2.2. Violazione di legge, in relazione agli artt. 190 e 468 c.p.p., anche per mancata assunzione di una prova decisiva, e vizio di motivazione, per mancanza e contraddittorietà, per avere la Corte distrettuale omesso di censurare la scelta del giudice di primo grado di revocare l’originaria ordinanza ammissiva delle prove, ritenendo superfluo l’esame di alcuni testi indicati dalla difesa, e per avere disatteso la sollecitazione alla rinnovazione dell’istruzione dibattimentale in appello per provvedere all’ascolto di quei testimoni.
2.3. Violazione di legge, in relazione agli artt. 81 e 133 c.p., art. 521 c.p.p., per avere la Corte di appello confermato la decisione del Tribunale di condannare l’imputato ad una pena calcolata con aumenti per la continuazione tra i più reati contestati, rigettando le richieste difensive finalizzate ad ottenere una riduzione della sanzione irrogata, anche in considerazione dell’accordo raggiunto tra gli ex coniugi per la definizione di ogni rapporto creditorio tra le parti.
Considerato in diritto
1. Ritiene la Corte che il ricorso sia inammissibile.
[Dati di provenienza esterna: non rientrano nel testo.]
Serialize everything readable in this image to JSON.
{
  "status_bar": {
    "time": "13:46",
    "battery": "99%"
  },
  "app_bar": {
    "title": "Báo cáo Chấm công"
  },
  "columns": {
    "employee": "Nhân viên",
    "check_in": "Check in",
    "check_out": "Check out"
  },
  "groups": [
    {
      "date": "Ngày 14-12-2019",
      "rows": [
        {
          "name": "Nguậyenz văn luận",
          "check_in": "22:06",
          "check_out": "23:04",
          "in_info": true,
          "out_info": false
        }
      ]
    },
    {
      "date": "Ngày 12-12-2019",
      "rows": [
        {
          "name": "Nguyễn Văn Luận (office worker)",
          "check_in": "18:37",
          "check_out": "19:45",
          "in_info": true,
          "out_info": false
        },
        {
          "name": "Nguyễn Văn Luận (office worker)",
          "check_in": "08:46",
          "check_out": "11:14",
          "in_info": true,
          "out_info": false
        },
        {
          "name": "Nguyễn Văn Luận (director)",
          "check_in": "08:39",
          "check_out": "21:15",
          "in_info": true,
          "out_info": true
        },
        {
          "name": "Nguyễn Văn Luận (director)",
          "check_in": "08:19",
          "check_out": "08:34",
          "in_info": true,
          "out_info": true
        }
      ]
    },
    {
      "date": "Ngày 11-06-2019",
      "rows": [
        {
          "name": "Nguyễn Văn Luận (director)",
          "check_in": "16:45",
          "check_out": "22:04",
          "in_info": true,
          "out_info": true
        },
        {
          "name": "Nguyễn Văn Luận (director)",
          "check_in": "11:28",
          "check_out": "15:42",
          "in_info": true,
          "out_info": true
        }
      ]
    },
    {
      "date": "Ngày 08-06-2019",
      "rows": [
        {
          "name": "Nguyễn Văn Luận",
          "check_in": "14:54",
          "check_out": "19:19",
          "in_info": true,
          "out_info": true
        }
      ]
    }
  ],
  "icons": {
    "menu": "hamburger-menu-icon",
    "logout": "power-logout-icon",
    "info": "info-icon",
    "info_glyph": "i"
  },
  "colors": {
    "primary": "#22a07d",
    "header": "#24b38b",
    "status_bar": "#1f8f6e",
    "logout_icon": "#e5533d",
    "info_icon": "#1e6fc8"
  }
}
2. Il primo motivo dell’atto di impugnazione è manifestamente infondato.
Costituiscono ius receptum nella giurisprudenza di legittimità i principi secondo i quali, in tema di violazione degli obblighi di assistenza familiare, l’incapacità economica dell’obbligato, intesa come impossibilità di far fronte agli adempimenti sanzionati dall’art. 570 c.p., deve essere assoluta e deve altresì integrare una situazione di persistente, oggettiva ed incolpevole indisponibilità di introiti (così, tra le molte, Sez. 6, n. 53173 del 22/05/2018, R., Rv. 274613); e che la minore età del figlio, a favore del quale è previsto l’obbligo di contribuzione al mantenimento, rappresenta in re ipsa una condizione soggettiva di stato di bisogno, che obbliga i genitori a contribuire al loro mantenimento, assicurando i predetti mezzi di sussistenza, con la conseguenza che il reato di cui all’art. 570 c.p., comma 2, sussiste anche quando uno dei genitori ometta la prestazione dei mezzi di sussistenza in favore dei figli minori ed al mantenimento della prole provveda in via sussidiaria l’altro genitore (in questo senso Sez. 6, n. 17766 del 27/02/2019, V., Rv. 275726).
Di tali regulae iuris la Corte di appello di Ancona ha fatto corretta applicazione, evidenziando – con motivazione congrua, nella quale non è riconoscibile alcun vizio di manifesta illogicità – come il F. avesse in maniera sistematica disatteso l’obbligo di versamento dell’importo mensile per il mantenimento dei tre figli minori, stabilito a suo carico dal giudice della separazione; e come, in quel contesto omissivo (nella sostanza non negato dall’imputato), fossero del tutto ininfluenti tanto il fatto che il F. non aveva violato l’obbligo di incontrare periodicamente i tre bambini; quanto le vicissitudini economiche di un soggetto che, comunque, era stato dimostrato non si fosse trovato nell’assoluta impossibilità di adempiere al quel obbligo di versamento della somma mensile di mantenimento, essendo stato anzi provato che in quel periodo egli aveva acquistato un immobile, aveva avuto la disponibilità di una vettura di “fascia alta” ed aveva svolto attività lavorativa come geometra.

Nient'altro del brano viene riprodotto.